Komitmen itu disampaikan langsung oleh Kepala Dinas ESDM Jatim, Dr. Ir. Aris Mukiyono, MT., MM., saat memimpin kegiatan monitoring dan evaluasi (monev) terhadap aktivitas tambang CV Barokah Sembilan Empat yang beroperasi di wilayah Desa Slorok dan Sumberagung, Blitar. Selasa (9/9/2025).
Dalam forum tersebut, sejumlah kepala desa menyuarakan keluhan warga. Kepala Desa Sumberagung menekankan perlunya perbaikan jalan angkut tambang yang rusak akibat aktivitas kendaraan berat.
Sementara itu, Kepala Desa Slorok mengingatkan soal kerentanan cekdam (bendungan kecil) yang terancam rusak jika tambang tidak memperhatikan tata kelola lingkungan.
Masyarakat juga melaporkan masalah debu, kebisingan, serta indikasi kerusakan lahan pertanian.
Kondisi ini menimbulkan kekhawatiran karena sebagian besar warga menggantungkan hidup pada sektor pertanian.
Menanggapi hal itu, Aris menegaskan bahwa izin yang sudah berstatus clear and clean bukan berarti perusahaan bebas bertindak sesuka hati.
“Legalitas usaha harus dibarengi kepatuhan teknis dan kepedulian sosial. CSR, perbaikan jalan, hingga komunikasi dengan warga harus nyata, bukan sekadar wacana.
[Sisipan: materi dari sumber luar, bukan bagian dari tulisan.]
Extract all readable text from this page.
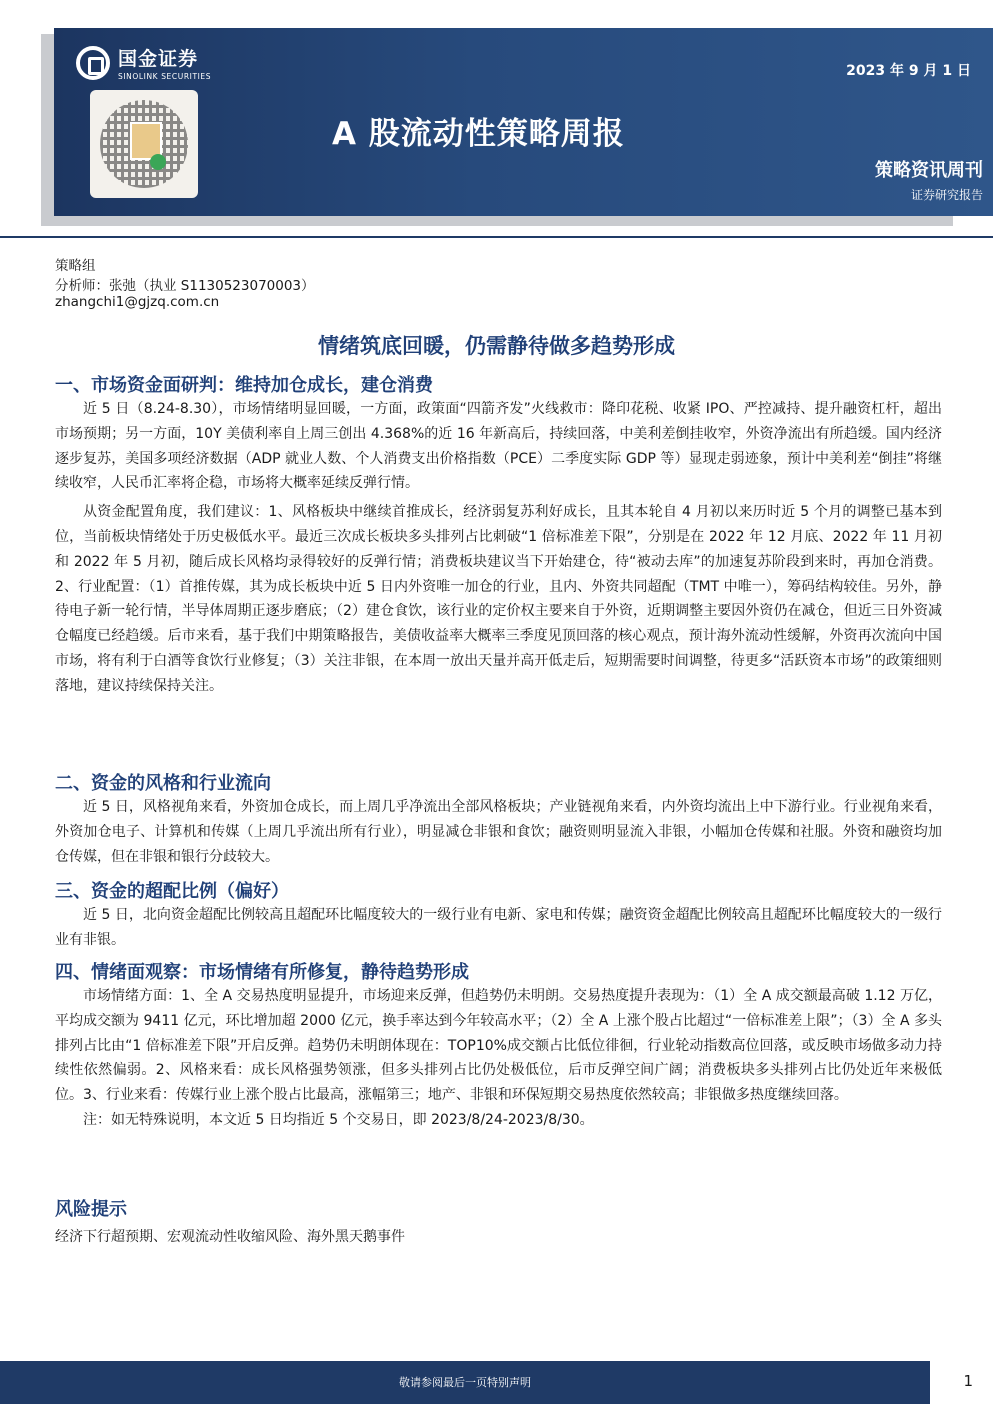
国金证券
SINOLINK SECURITIES	2023 年 9 月 1 日
A 股流动性策略周报
策略资讯周刊
证券研究报告
策略组
分析师：张弛（执业 S1130523070003）
zhangchi1@gjzq.com.cn
情绪筑底回暖，仍需静待做多趋势形成
一、市场资金面研判：维持加仓成长，建仓消费

近 5 日（8.24-8.30），市场情绪明显回暖，一方面，政策面“四箭齐发”火线救市：降印花税、收紧 IPO、严控减持、提升融资杠杆，超出市场预期；另一方面，10Y 美债利率自上周三创出 4.368%的近 16 年新高后，持续回落，中美利差倒挂收窄，外资净流出有所趋缓。国内经济逐步复苏，美国多项经济数据（ADP 就业人数、个人消费支出价格指数（PCE）二季度实际 GDP 等）显现走弱迹象，预计中美利差“倒挂”将继续收窄，人民币汇率将企稳，市场将大概率延续反弹行情。

从资金配置角度，我们建议：1、风格板块中继续首推成长，经济弱复苏利好成长，且其本轮自 4 月初以来历时近 5 个月的调整已基本到位，当前板块情绪处于历史极低水平。最近三次成长板块多头排列占比刺破“1 倍标准差下限”，分别是在 2022 年 12 月底、2022 年 11 月初和 2022 年 5 月初，随后成长风格均录得较好的反弹行情；消费板块建议当下开始建仓，待“被动去库”的加速复苏阶段到来时，再加仓消费。2、行业配置：（1）首推传媒，其为成长板块中近 5 日内外资唯一加仓的行业，且内、外资共同超配（TMT 中唯一），筹码结构较佳。另外，静待电子新一轮行情，半导体周期正逐步磨底；（2）建仓食饮，该行业的定价权主要来自于外资，近期调整主要因外资仍在减仓，但近三日外资减仓幅度已经趋缓。后市来看，基于我们中期策略报告，美债收益率大概率三季度见顶回落的核心观点，预计海外流动性缓解，外资再次流向中国市场，将有利于白酒等食饮行业修复；（3）关注非银，在本周一放出天量并高开低走后，短期需要时间调整，待更多“活跃资本市场”的政策细则落地，建议持续保持关注。

二、资金的风格和行业流向

近 5 日，风格视角来看，外资加仓成长，而上周几乎净流出全部风格板块；产业链视角来看，内外资均流出上中下游行业。行业视角来看，外资加仓电子、计算机和传媒（上周几乎流出所有行业），明显减仓非银和食饮；融资则明显流入非银，小幅加仓传媒和社服。外资和融资均加仓传媒，但在非银和银行分歧较大。

三、资金的超配比例（偏好）

近 5 日，北向资金超配比例较高且超配环比幅度较大的一级行业有电新、家电和传媒；融资资金超配比例较高且超配环比幅度较大的一级行业有非银。

四、情绪面观察：市场情绪有所修复，静待趋势形成

市场情绪方面：1、全 A 交易热度明显提升，市场迎来反弹，但趋势仍未明朗。交易热度提升表现为：（1）全 A 成交额最高破 1.12 万亿，平均成交额为 9411 亿元，环比增加超 2000 亿元，换手率达到今年较高水平；（2）全 A 上涨个股占比超过“一倍标准差上限”；（3）全 A 多头排列占比由“1 倍标准差下限”开启反弹。趋势仍未明朗体现在：TOP10%成交额占比低位徘徊，行业轮动指数高位回落，或反映市场做多动力持续性依然偏弱。2、风格来看：成长风格强势领涨，但多头排列占比仍处极低位，后市反弹空间广阔；消费板块多头排列占比仍处近年来极低位。3、行业来看：传媒行业上涨个股占比最高，涨幅第三；地产、非银和环保短期交易热度依然较高；非银做多热度继续回落。

注：如无特殊说明，本文近 5 日均指近 5 个交易日，即 2023/8/24-2023/8/30。

风险提示
经济下行超预期、宏观流动性收缩风险、海外黑天鹅事件
敬请参阅最后一页特别声明	1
Kalau tidak, jangan salahkan bila langkah penindakan diambil,” ujarnya tegas.
ESDM juga mengingatkan agar setiap aktivitas yang bersinggungan dengan wilayah sungai wajib memiliki izin pemanfaatan ruang sungai dari Kementerian PUPR, sebagaimana ditegaskan BBWS Brantas yang turut hadir dalam kegiatan tersebut.
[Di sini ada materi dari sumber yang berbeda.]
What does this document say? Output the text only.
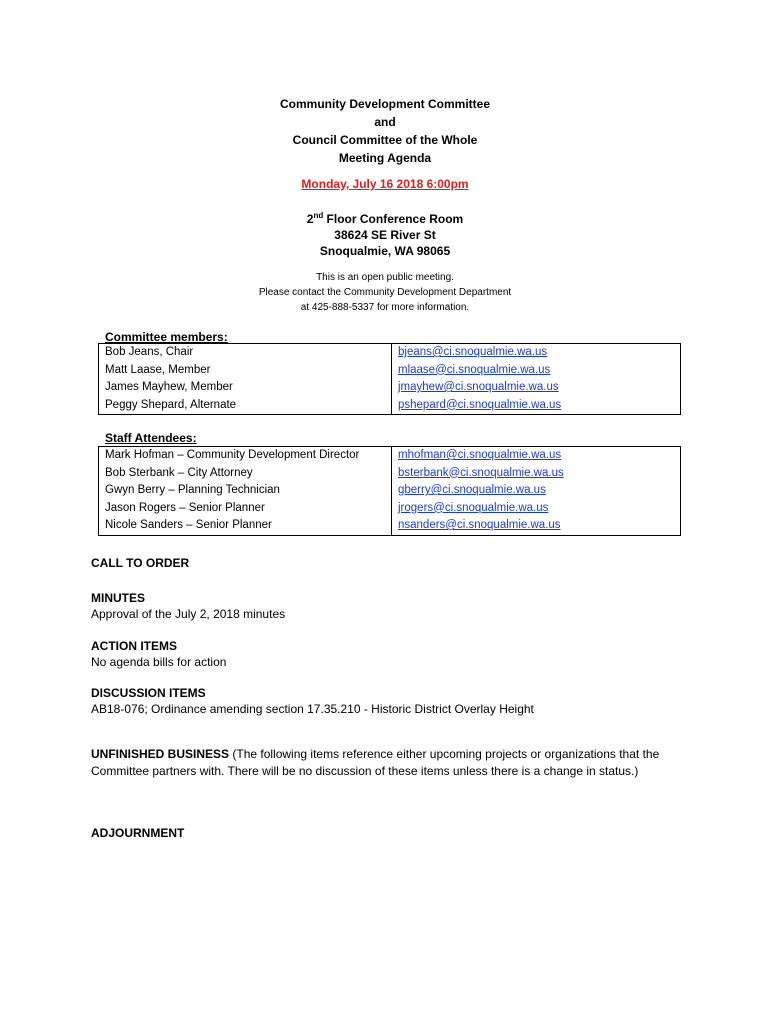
Community Development Committee
and
Council Committee of the Whole
Meeting Agenda
Monday, July 16 2018 6:00pm
2nd Floor Conference Room
38624 SE River St
Snoqualmie, WA 98065
This is an open public meeting.
Please contact the Community Development Department
at 425-888-5337 for more information.
Committee members:
Bob Jeans, Chair	bjeans@ci.snoqualmie.wa.us
Matt Laase, Member	mlaase@ci.snoqualmie.wa.us
James Mayhew, Member	jmayhew@ci.snoqualmie.wa.us
Peggy Shepard, Alternate	pshepard@ci.snoqualmie.wa.us
Staff Attendees:
Mark Hofman – Community Development Director	mhofman@ci.snoqualmie.wa.us
Bob Sterbank – City Attorney	bsterbank@ci.snoqualmie.wa.us
Gwyn Berry – Planning Technician	gberry@ci.snoqualmie.wa.us
Jason Rogers – Senior Planner	jrogers@ci.snoqualmie.wa.us
Nicole Sanders – Senior Planner	nsanders@ci.snoqualmie.wa.us
CALL TO ORDER
MINUTES
Approval of the July 2, 2018 minutes
ACTION ITEMS
No agenda bills for action
DISCUSSION ITEMS
AB18-076; Ordinance amending section 17.35.210 - Historic District Overlay Height
UNFINISHED BUSINESS (The following items reference either upcoming projects or organizations that the Committee partners with. There will be no discussion of these items unless there is a change in status.)
ADJOURNMENT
Menariknya, pihak CV Barokah Sembilan Empat mengakui bahwa komunikasi program Corporate Social Responsibility (CSR) selama ini belum berjalan optimal.
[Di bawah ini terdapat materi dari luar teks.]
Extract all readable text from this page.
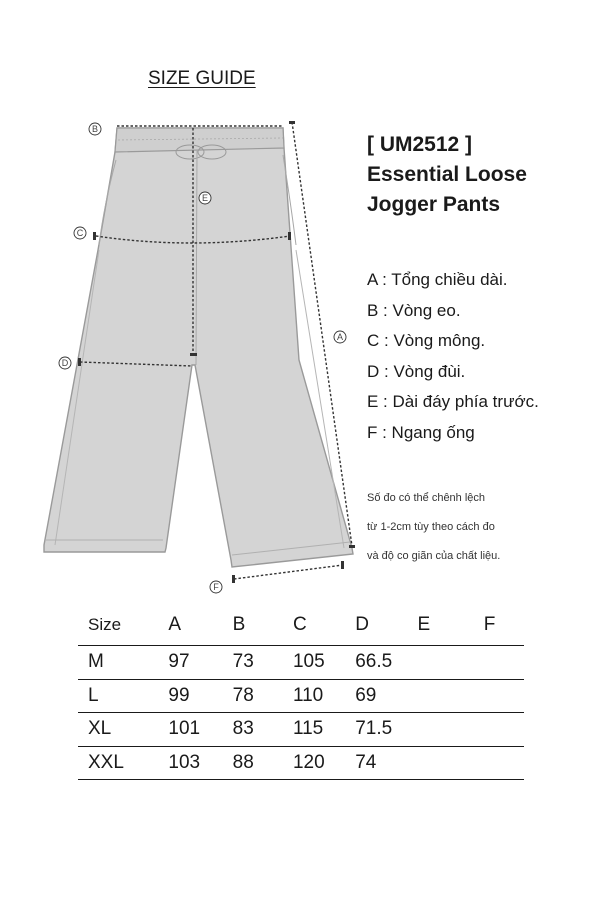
SIZE GUIDE
B
C
E
D
A
F
[ UM2512 ]
Essential Loose
Jogger Pants
A : Tổng chiều dài.
B : Vòng eo.
C : Vòng mông.
D : Vòng đùi.
E : Dài đáy phía trước.
F : Ngang ống
Số đo có thể chênh lệch
từ 1-2cm tùy theo cách đo
và độ co giãn của chất liệu.
Size	A	B	C	D	E	F
M	97	73	105	66.5		
L	99	78	110	69		
XL	101	83	115	71.5		
XXL	103	88	120	74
Perusahaan berjanji akan memperbaiki pola komunikasi dan menyalurkan kompensasi masyarakat secara lebih transparan, termasuk ganti rugi lahan dan kompensasi ritase kendaraan tambang.
Monev ini melibatkan banyak pihak, mulai dari Komisi D DPRD Jatim, Pemkab Blitar, Satpol PP, DLH Jatim, DPMPTSP Jatim, hingga pemerintah Desa.
Menurut Aris, sinergi lintas instansi sangat penting agar pengawasan tidak parsial dan bisa menyentuh semua aspek mulai dari perizinan, tata ruang, lingkungan, hingga aspek sosial masyarakat.
ESDM Jatim menegaskan bahwa pengawasan terhadap tambang akan terus dilakukan secara berkala. Tujuannya agar seluruh aktivitas pertambangan berjalan sesuai prinsip pembangunan berkelanjutan sebagaimana diamanatkan Undang-Undang Nomor 2 Tahun 2025 tentang Pertambangan Mineral dan Batubara.
“Dengan berizin, perusahaan harus menunjukkan kinerja positif: memberi manfaat bagi negara melalui pajak dan retribusi, menjaga kelestarian lingkungan, memberdayakan masyarakat, serta berkontribusi pada pembangunan sosial. Itu yang kami kawal,” pungkas Aris.
Jika ada aktivitas tambang yang merugikan masyarakat, laporan resmi dapat disampaikan ke Dinas ESDM setempat.
Warga berhak menuntut keterbukaan program CSR dan kompensasi.
Perusahaan tambang yang benar seharusnya menjadi mitra pembangunan, bukan hanya pengambil keuntungan.